PeerJ will consider timely and well-targeted literature reviews of fields with broad cross-disciplinary interest within the journal's scope. While we do not impose a hard limit, we recommend a maximum of 8,000-12,000 words in order to keep the review focused. The review should include a rationale for why it is needed, describe who it is intended for, and include a description of the procedures used to ensure that it is comprehensive and unbiased (for example, the search strategies that were employed). Gaps in the literature, future avenues of research and opportunities for cross-disciplinary collaborations should be clearly identified.
Since, by their nature, literature reviews rely heavily on the published work of others, it is especially important to avoid inadvertent plagiarism by copying and pasting sections of text from the original source. In addition, it is very important when quoting or paraphrasing, to correctly acknowledge your sources.
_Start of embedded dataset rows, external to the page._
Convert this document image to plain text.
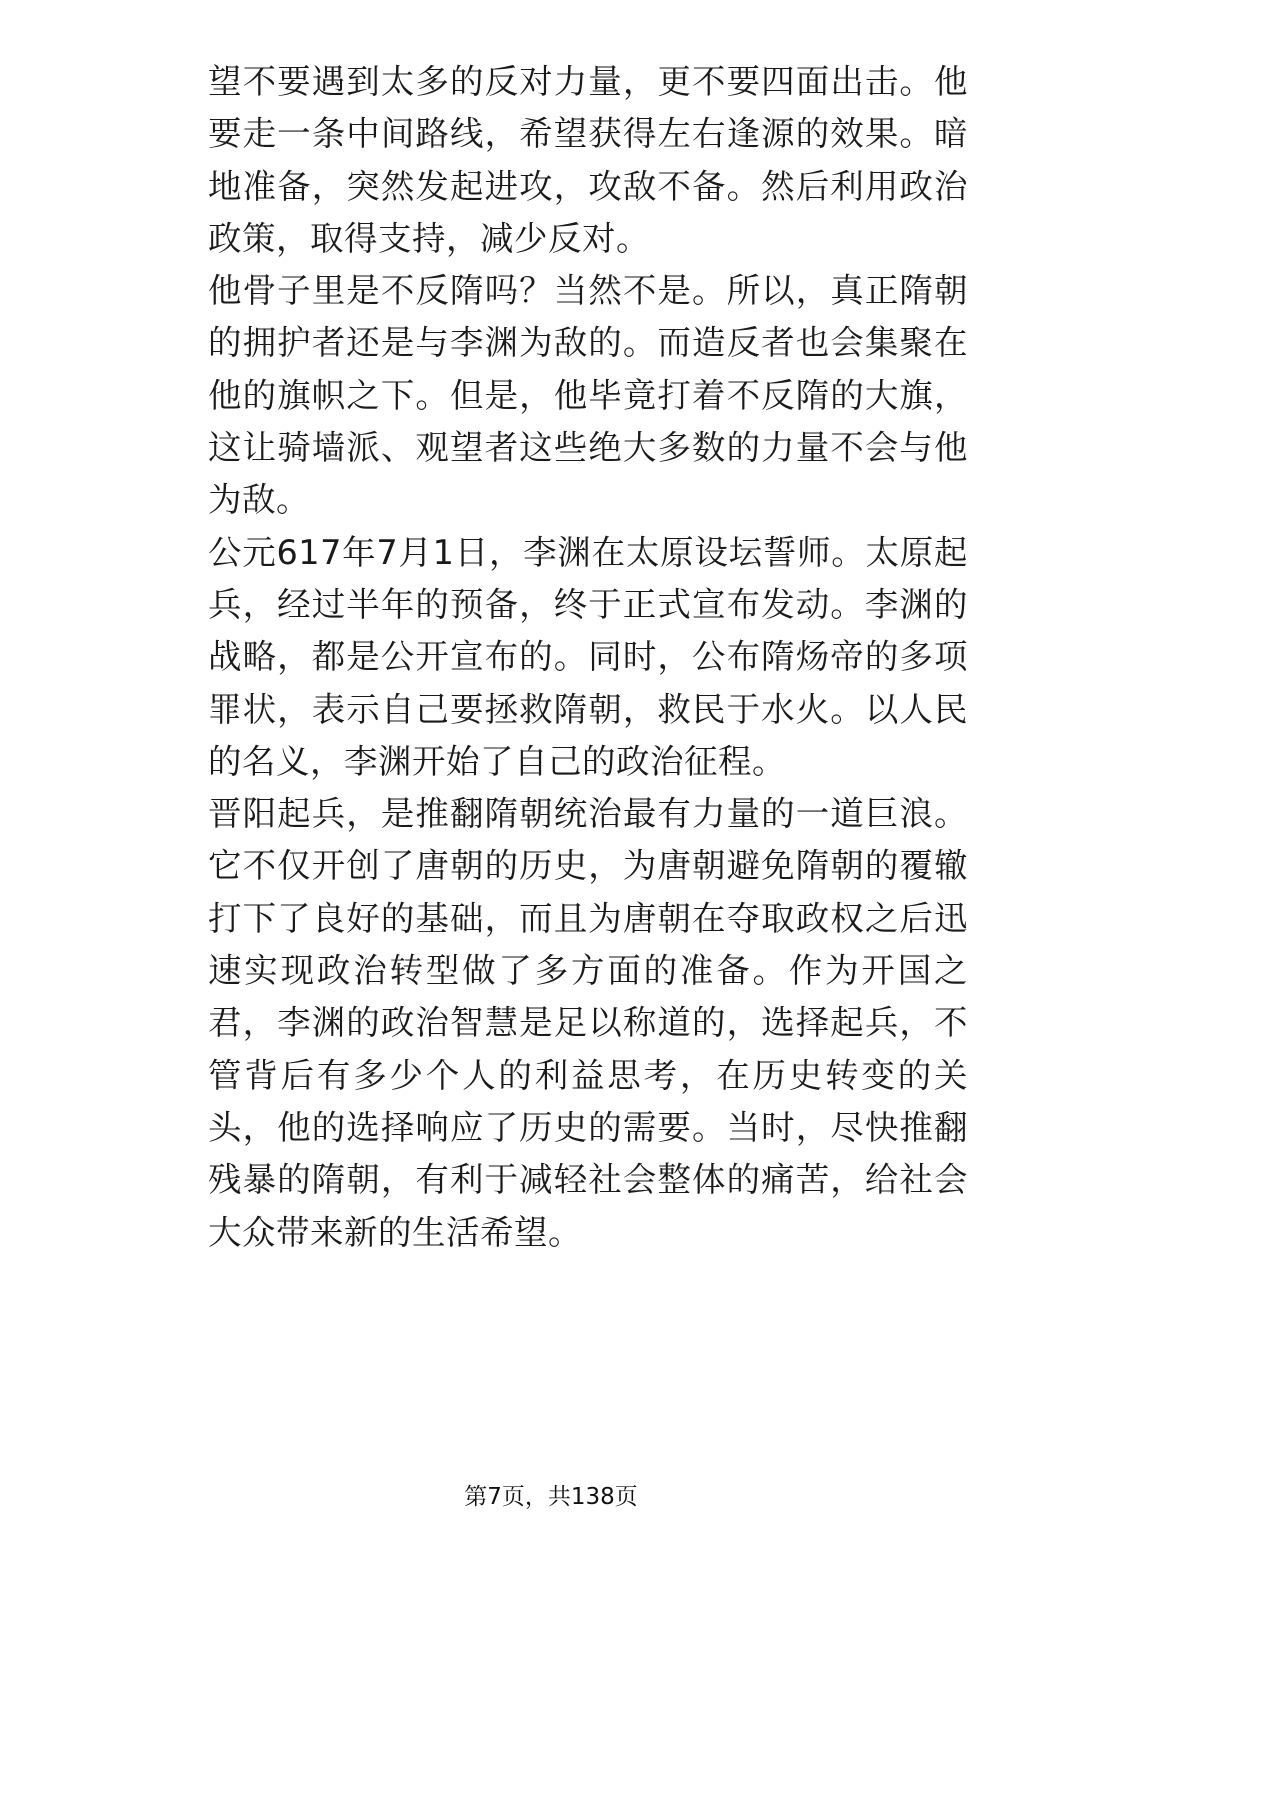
望不要遇到太多的反对力量，更不要四面出击。他要走一条中间路线，希望获得左右逢源的效果。暗地准备，突然发起进攻，攻敌不备。然后利用政治政策，取得支持，减少反对。

他骨子里是不反隋吗？当然不是。所以，真正隋朝的拥护者还是与李渊为敌的。而造反者也会集聚在他的旗帜之下。但是，他毕竟打着不反隋的大旗，这让骑墙派、观望者这些绝大多数的力量不会与他为敌。

公元617年7月1日，李渊在太原设坛誓师。太原起兵，经过半年的预备，终于正式宣布发动。李渊的战略，都是公开宣布的。同时，公布隋炀帝的多项罪状，表示自己要拯救隋朝，救民于水火。以人民的名义，李渊开始了自己的政治征程。

晋阳起兵，是推翻隋朝统治最有力量的一道巨浪。它不仅开创了唐朝的历史，为唐朝避免隋朝的覆辙打下了良好的基础，而且为唐朝在夺取政权之后迅速实现政治转型做了多方面的准备。作为开国之君，李渊的政治智慧是足以称道的，选择起兵，不管背后有多少个人的利益思考，在历史转变的关头，他的选择响应了历史的需要。当时，尽快推翻残暴的隋朝，有利于减轻社会整体的痛苦，给社会大众带来新的生活希望。

第7页，共138页
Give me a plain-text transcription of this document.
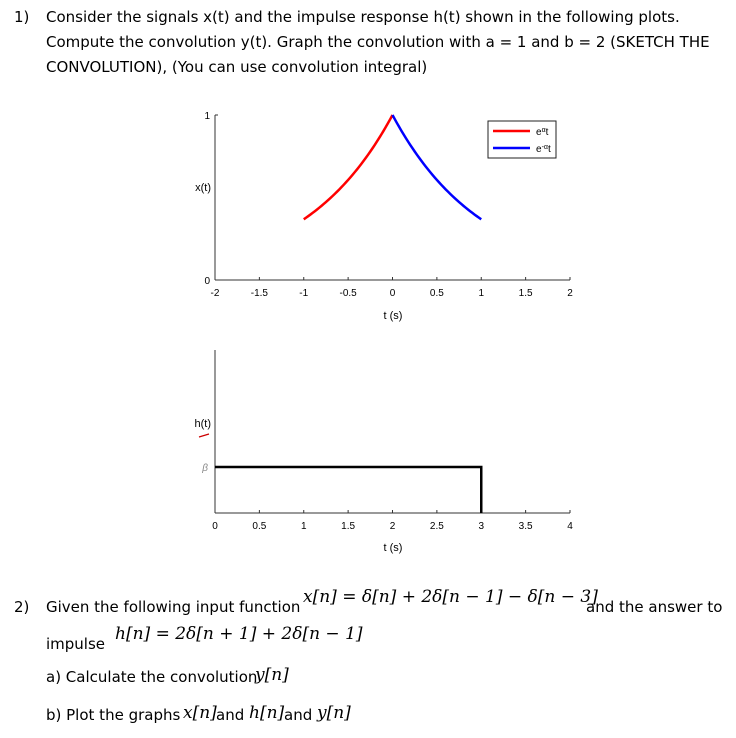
1) Consider the signals x(t) and the impulse response h(t) shown in the following plots.
Compute the convolution y(t). Graph the convolution with a = 1 and b = 2 (SKETCH THE
CONVOLUTION), (You can use convolution integral)
-2	-1.5	-1	-0.5	0	0.5	1	1.5	2
0
1
$e^\alpha t$
$e^{-\alpha}t$
t (s)
x(t)
0	0.5	1	1.5	2	2.5	3	3.5	4
t (s)
h(t)
β
2) Given the following input function x[n] = δ[n] + 2δ[n − 1] − δ[n − 3]
and the answer to
impulse h[n] = 2δ[n + 1] + 2δ[n − 1]
a) Calculate the convolution
y[n]
b) Plot the graphs x[n] and h[n] and y[n]
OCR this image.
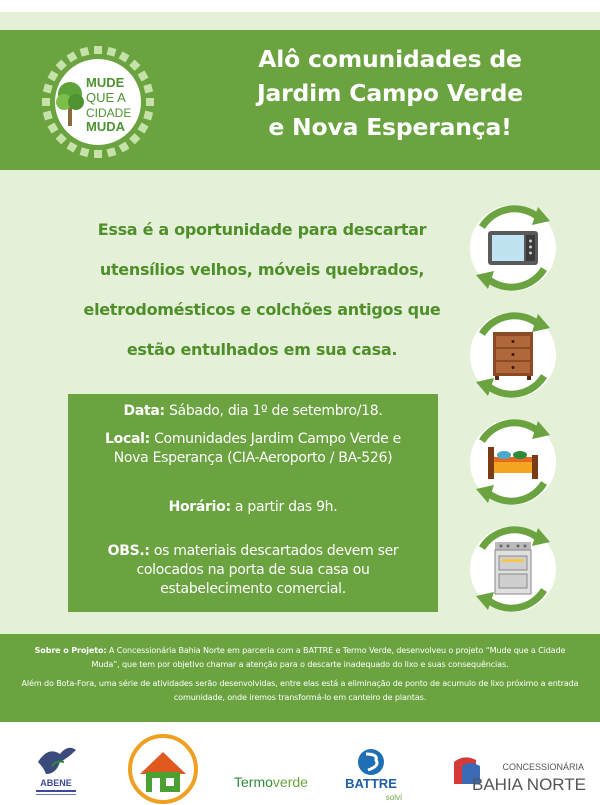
MUDE
QUE A
CIDADE
MUDA
Alô comunidades de
Jardim Campo Verde
e Nova Esperança!
Essa é a oportunidade para descartar
utensílios velhos, móveis quebrados,
eletrodomésticos e colchões antigos que
estão entulhados em sua casa.
Data: Sábado, dia 1º de setembro/18.
Local: Comunidades Jardim Campo Verde e
Nova Esperança (CIA-Aeroporto / BA-526)
Horário: a partir das 9h.
OBS.: os materiais descartados devem ser
colocados na porta de sua casa ou
estabelecimento comercial.

Sobre o Projeto: A Concessionária Bahia Norte em parceria com a BATTRE e Termo Verde, desenvolveu o projeto “Mude que a Cidade Muda”, que tem por objetivo chamar a atenção para o descarte inadequado do lixo e suas consequências.

Além do Bota-Fora, uma série de atividades serão desenvolvidas, entre elas está a eliminação de ponto de acumulo de lixo próximo a entrada comunidade, onde iremos transformá-lo em canteiro de plantas.

ABENE	Termoverde	BATTRE
solví
CONCESSIONÁRIA
BAHIA NORTE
We recommend that your review is structured following the guidelines for Literature Review Articles in standard sections.
PeerJ welcomes articles describing chemoinformatics software tools. These articles should present new software tools (or significant new functionality in existing software) of particular interest to the bioinformatics and/or computational biology communities. The described tools should provide new computational or analytical functionality for researchers.
The functionality of the software should, where appropriate, be validated using real-world chemical data and/or compared to existing tools. If available as a package (e.g. Python, R, Matlab, Octave), it should be accompanied by a minimal script that downloads the data (if not included in the package), loads it, and performs the analysis to reproduce the results (tables, plots, visualizations etc.) in the manuscript. Documentation & comments must be clear and sufficient to allow a typical user to perform the analysis described in the article. Ideally, the tools should be usable in a workflow that encourages reproducible research practices.
The software must be released under an open source license (e.g. MIT, GPL) and be widely available (i.e. hosted in a public repository such as Github or Bitbucket, or an institutional repository). Use of a version control system (e.g. Git, Subversion etc.) is strongly encouraged, as is adherence to language-specific packaging practices where appropriate. We also recommend the inclusion of appropriate unit tests. The software must be free to noncommercial users, and must be accessible without requiring any personally identifiable information. Software and validation data sets must comply with PeerJ Data and Materials Sharing policies. Reliance on a proprietary software such as Matlab does not preclude the publication but in general, a fully open source method is to be preferred.
In general, it is expected that work involving animal experiments will be submitted to PeerJ - the Journal of Life and Environmental Science, but if the intended audience is the chemistry community and the animal experiments are a minor part of the overall work then it will be considered for publication in PeerJ Chemistry journals, so long as it complies with the usual ethical requirements.
In general, it is expected that work involving human subjects will be submitted to PeerJ - the Journal of Life and Environmental Science, but if the intended audience is the chemistry community and the human experiments are a minor part of the overall work then it will be considered for publication in PeerJ Chemistry journals, so long as it complies with the usual ethical requirements.
These policies are made available under the Creative Commons CC BY 4.0 license and can be copied for reuse with attribution.